Lire l'éditorial de Didier Estoppey dans Le Courrier
«Nous sommes la Suisse!» C'est sous cette bannière que seront réunis, ce samedi à Berne, toutes celles et ceux qui iront clamer dans les rues leur refus des politiques de peur et d'exclusion dans lesquelles la majorité politique de ce pays prétend nous enfermer. On souhaite festive cette manifestation, qui marque le lancement de la campagne du double «non» aux lois sur l'asile et les étrangers, soumises à votation le 24 septembre.
Une campagne qui démarre sous les meilleurs auspices. Les six mois qui se sont écoulés depuis le vote infâme des Chambres fédérales, le 16 décembre dernier, ont en effet déjà permis de constater que la société helvétique n'est pas aussi sourde et aveugle que ses dirigeants. Et que, même s'il serait bien imprudent de préjuger du résultat final, elle n'est pas forcément prête à se boucher le nez pour se coucher aux ordres de Christoph Blocher et de ses valets.
Après les sections genevoise et vaudoise du Parti démocrate-chrétien, ce sont ainsi les radicaux genevois et les libéraux vaudois qui viennent de rompre avec le camp bourgeois en adoptant des consignes négatives pour le 24 septembre.
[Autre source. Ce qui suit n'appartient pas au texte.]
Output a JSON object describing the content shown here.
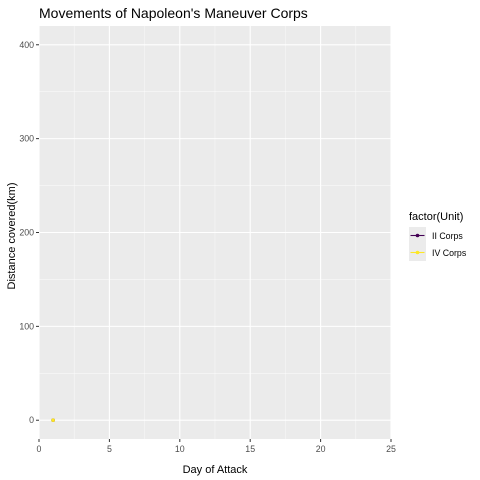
{
  "chart_data": {
    "type": "line",
    "title": "Movements of Napoleon's Maneuver Corps",
    "xlabel": "Day of Attack",
    "ylabel": "Distance covered(km)",
    "xlim": [
      0,
      25
    ],
    "ylim": [
      -20,
      420
    ],
    "xticks": [
      0,
      5,
      10,
      15,
      20,
      25
    ],
    "yticks": [
      0,
      100,
      200,
      300,
      400
    ],
    "grid": true,
    "legend": {
      "title": "factor(Unit)",
      "placement": "right"
    },
    "series": [
      {
        "name": "II Corps",
        "color": "#440154",
        "points": [
          [
            1,
            0
          ]
        ]
      },
      {
        "name": "IV Corps",
        "color": "#fde725",
        "points": [
          [
            1,
            0
          ]
        ]
      }
    ]
  },
  "colors": {
    "panel_background": "#ebebeb",
    "grid_major": "#ffffff",
    "tick_text": "#4d4d4d",
    "tick_mark": "#333333"
  }
}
Avec des nuances: les radicaux genevois rejettent la loi sur l'asile mais soutiennent la loi sur les étrangers, alors que leurs «cousins» vaudois ont pris l'option exactement inverse...
Une incohérence qui a le mérite de montrer, s'il en était encore besoin, à quel point ces deux lois sont unies dans le rejet de l'autre et dans la négation des droits humains les plus élémentaires. Mais l'étrange exercice de casuistique auquel se sont livrés ces deux partis a le mérite d'ouvrir un champ nouveau dans la campagne: celui de la réflexion et de la rationalité.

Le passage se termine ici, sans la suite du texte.